Firms obtain sustained competitive advantages by implementing strategies that exploit their internal strengths by responding to environmental opportunities. To have the potential for sustained competitive advantage a firm must have four attributes:

  • It might be able to exploit opportunities and/or neutralize threats in a firm’s environment
  • It must be rare among a firm’s current and potential competition
  • It must be imperfectly imitable
  • There cannot be strategically equivalent substitutes for this resource that are neither rare or imperfectly imitable.

If they manage to do all this while also avoiding internal weaknesses – such as employee turnover, which is also a loss of resources – and neutralizing external threats sustained competitive advantages is obtained (Barney 1991).

A path to sustained competitive advantage by harnessing these value-chain attributes. Barney is explicit, however, in his description that sustained competitive advantage isn’t something that once obtained cannot be lost. New knowledge must be constantly sought for in order to continue one’s place at the top and steps taken to maintain customer relations and positive brand recognition. Missteps occur, and there are always other firms looking to expand their percentage of goods or service provision within the market.

 Conclusions

As skills are learned and refined through repetition, skills are automatically developed through the search for the particular strategy, which operates as a push for the company to go a little beyond its limits and constantly renew itself regarding its capabilities and resources, pursuing a dynamic adjustment.

Having the above, the company will be able to build an identity through strategy, which will not strictly depend on market signals, which are not only volatile but also subjective; Due to the permanent changes in customer preferences, but the company can clearly define its identity by identifying its resources and capabilities, to establish what challenges it can face and where to aim in the medium and long term.

The advantages that tourism companies face physical and historical place for some are absolute advantages that when exploited in the proper way can potentially be sources of profitability. 

Recommendations

All in all the picture presented by these authors, to make a somewhat stretched analogy in the sphere of gaming, is that similar to a Go board.

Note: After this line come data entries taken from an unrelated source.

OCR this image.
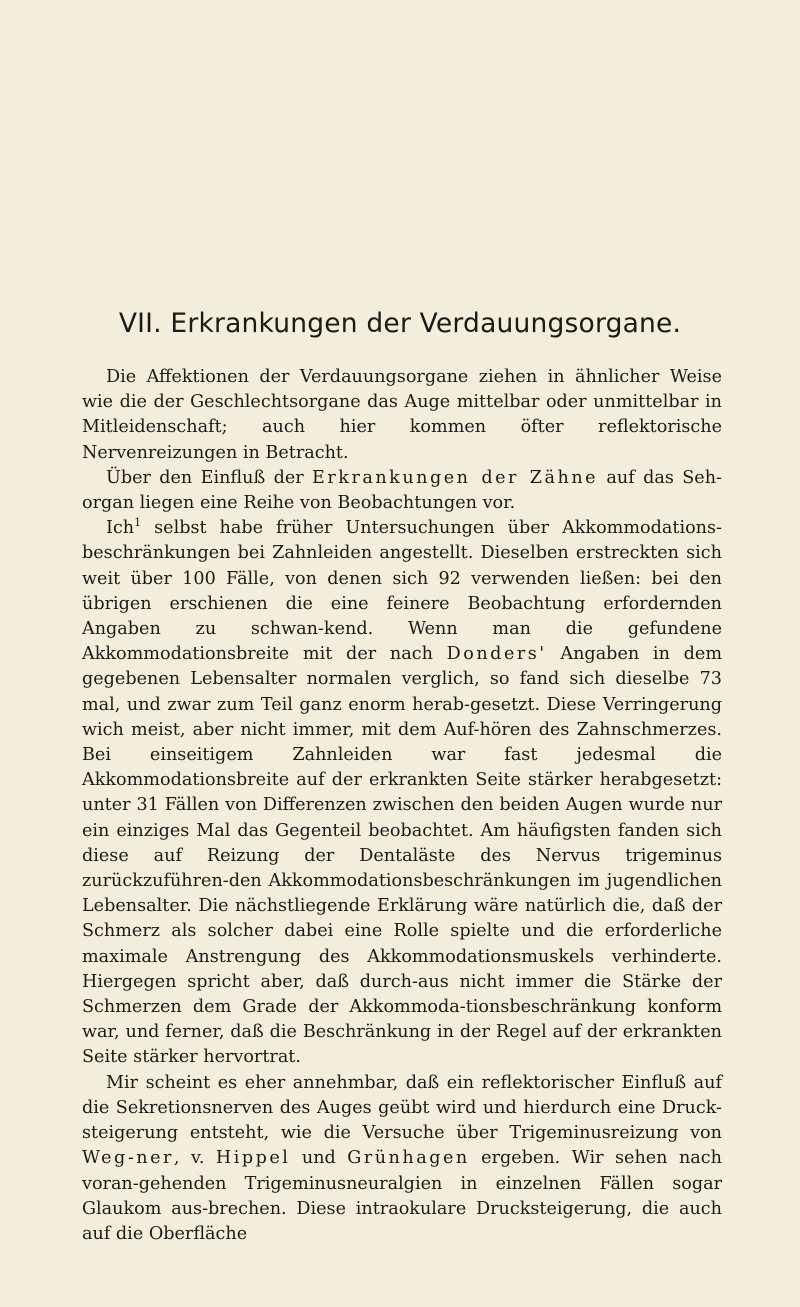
VII. Erkrankungen der Verdauungsorgane.

Die Affektionen der Verdauungsorgane ziehen in ähnlicher Weise wie die der Geschlechtsorgane das Auge mittelbar oder unmittelbar in Mitleidenschaft; auch hier kommen öfter reflektorische Nervenreizungen in Betracht.

Über den Einfluß der Erkrankungen der Zähne auf das Seh-organ liegen eine Reihe von Beobachtungen vor.

Ich$^1$ selbst habe früher Untersuchungen über Akkommodations-beschränkungen bei Zahnleiden angestellt. Dieselben erstreckten sich weit über 100 Fälle, von denen sich 92 verwenden ließen: bei den übrigen erschienen die eine feinere Beobachtung erfordernden Angaben zu schwan-kend. Wenn man die gefundene Akkommodationsbreite mit der nach Donders' Angaben in dem gegebenen Lebensalter normalen verglich, so fand sich dieselbe 73 mal, und zwar zum Teil ganz enorm herab-gesetzt. Diese Verringerung wich meist, aber nicht immer, mit dem Auf-hören des Zahnschmerzes. Bei einseitigem Zahnleiden war fast jedesmal die Akkommodationsbreite auf der erkrankten Seite stärker herabgesetzt: unter 31 Fällen von Differenzen zwischen den beiden Augen wurde nur ein einziges Mal das Gegenteil beobachtet. Am häufigsten fanden sich diese auf Reizung der Dentaläste des Nervus trigeminus zurückzuführen-den Akkommodationsbeschränkungen im jugendlichen Lebensalter. Die nächstliegende Erklärung wäre natürlich die, daß der Schmerz als solcher dabei eine Rolle spielte und die erforderliche maximale Anstrengung des Akkommodationsmuskels verhinderte. Hiergegen spricht aber, daß durch-aus nicht immer die Stärke der Schmerzen dem Grade der Akkommoda-tionsbeschränkung konform war, und ferner, daß die Beschränkung in der Regel auf der erkrankten Seite stärker hervortrat.

Mir scheint es eher annehmbar, daß ein reflektorischer Einfluß auf die Sekretionsnerven des Auges geübt wird und hierdurch eine Druck-steigerung entsteht, wie die Versuche über Trigeminusreizung von Weg-ner, v. Hippel und Grünhagen ergeben. Wir sehen nach voran-gehenden Trigeminusneuralgien in einzelnen Fällen sogar Glaukom aus-brechen. Diese intraokulare Drucksteigerung, die auch auf die Oberfläche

Each move changes the larger balance of forces in such a way that while there appears to be clear winners – those with sustain competitive advantages – there is also the need to be forever vigilant in order to keep them. The moves must be complex, and hard to discern by one’s competitor and thus imperfectly imitable from a strategic viewpoint. This means that it is important to know one’s competitors and have deep insight into one’s own operations and where it is that one’s core competencies lie. With the application of resources and strategy, market share is won.

Resource-based theories of the firm supply the concepts required for businesses to flourish as it provides insight on how best to exploit the knowledge that they create it in the marketplace as well as how to develop internally and externally. Strategy formulation along these lines requires a scientific mindset, while implementation strategies require a humanistic one that recognizes the variables involved in firm interactions and personal and group motivations (Penrose).

In the field of Information and Communication Technology, knowledge plays an oversized role as it is imperative in understanding how to frame strategy in such a way that prospective clients are assured that the services and products provided are able to fill business needs in a manner that is superior to that offered by competitors.

  1. Bibliography

Barney, Jay B. Firm Resources and Sustained Competitive Advantage. S.n., 1991.

Penrose, Edith. The Theory of the Growth of the Firm. Oxford University Press, 2013.

Grant, R. “The Resource-Based Theory of Competitive Advantage: Implications for Strategy Formulation.” Knowledge and Strategy, 1999, pp. 3–23., doi:10.1016/b978-0-7506-7088-3.50004-8.

Wernerfelt, Birger. A Resource-Based View of the Firm.